He called into the forest and three other old men came unwillingly forth. They advanced, unarmed, to the edge of the clearing, stooping down and pouring sand on their heads in token of abject submission, but that was as far as they could be coaxed to come.
“It is well,” called the curator, at length, for he had no wish to risk any undue familiarity with them. “Shoot something, Sadok. I want them to fear you, too.”
Sadok looked around for a mark, and his eyes lit on a wandering pig under one of the huts. He poised his sumpitan and the dart flew out of its muzzle. The pig squealed and twitched his tail, and then went on rooting. In another moment he sighed and laid over, dead.
A shiver and a rustling of leaves ran through the underbrush.
“Ye have seen the silent death, also,” said Baderoon, raising his voice at the curator’s prompting. “Do not eat the pig; it is taboo.”
One of the old men took off his boars’-tusk breastplate and stepped forward and laid it on the ground. He testified that it was a present. At a sign from the curator Baderoon fetched it. The scientist examined it curiously. The white tusks were laid in rows, one atop the other, and their ends were bound with fiber network, thickly ornamented with polished red beads.
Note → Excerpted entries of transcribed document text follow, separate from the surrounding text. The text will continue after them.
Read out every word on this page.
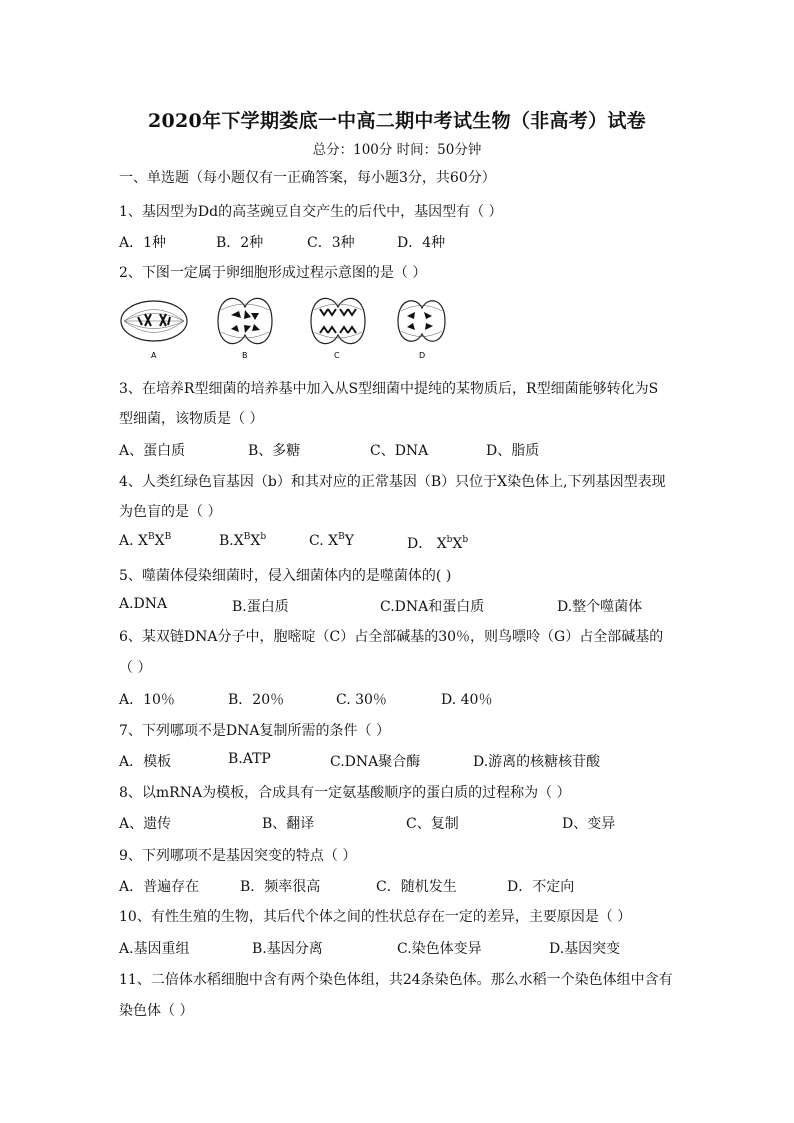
2020年下学期娄底一中高二期中考试生物（非高考）试卷
总分：100分 时间：50分钟
一、单选题（每小题仅有一正确答案，每小题3分，共60分）
1、基因型为Dd的高茎豌豆自交产生的后代中，基因型有（ ）
A．1种	B．2种	C．3种	D．4种
2、下图一定属于卵细胞形成过程示意图的是（ ）
A	B	C	D
3、在培养R型细菌的培养基中加入从S型细菌中提纯的某物质后，R型细菌能够转化为S
型细菌，该物质是（ ）
A、蛋白质	B、多糖	C、DNA	D、脂质
4、人类红绿色盲基因（b）和其对应的正常基因（B）只位于X染色体上,下列基因型表现
为色盲的是（ ）
A. $X^BX^B$	$B.X^BX^b$	C. $X^BY$	D． $X^bX^b$
5、噬菌体侵染细菌时，侵入细菌体内的是噬菌体的( )
A.DNA	B.蛋白质	C.DNA和蛋白质	D.整个噬菌体
6、某双链DNA分子中，胞嘧啶（C）占全部碱基的30％，则鸟嘌呤（G）占全部碱基的
（ ）
A．10％	B．20％	C. 30％	D. 40％
7、下列哪项不是DNA复制所需的条件（ ）
A．模板	B.ATP	C.DNA聚合酶	D.游离的核糖核苷酸
8、以mRNA为模板，合成具有一定氨基酸顺序的蛋白质的过程称为（ ）
A、遗传	B、翻译	C、复制	D、变异
9、下列哪项不是基因突变的特点（ ）
A．普遍存在	B．频率很高	C．随机发生	D．不定向
10、有性生殖的生物，其后代个体之间的性状总存在一定的差异，主要原因是（ ）
A.基因重组	B.基因分离	C.染色体变异	D.基因突变
11、二倍体水稻细胞中含有两个染色体组，共24条染色体。那么水稻一个染色体组中含有
染色体（ ）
The curator started with astonishment as he looked closely at them.
“Ask him where they get those red beads, Baderoon.”
There was some talk and waving of arms, and then Baderoon turned to the curator. “Him get’m big mountain—down there,” he said, pointing to the south. “Mus’ fight litty hill men for him. Prenty too-much trophy.”
“Tell him the white man is pleased, and will give a present, too.”
The curator undid his red-silk bandanna, and Baderoon bore it over ceremoniously and laid it before the chief. The latter grinned, for the first time, and they could see that he was dying to handle it. He nodded at the curator with beaming eyes and made the pantomime of rubbing noses.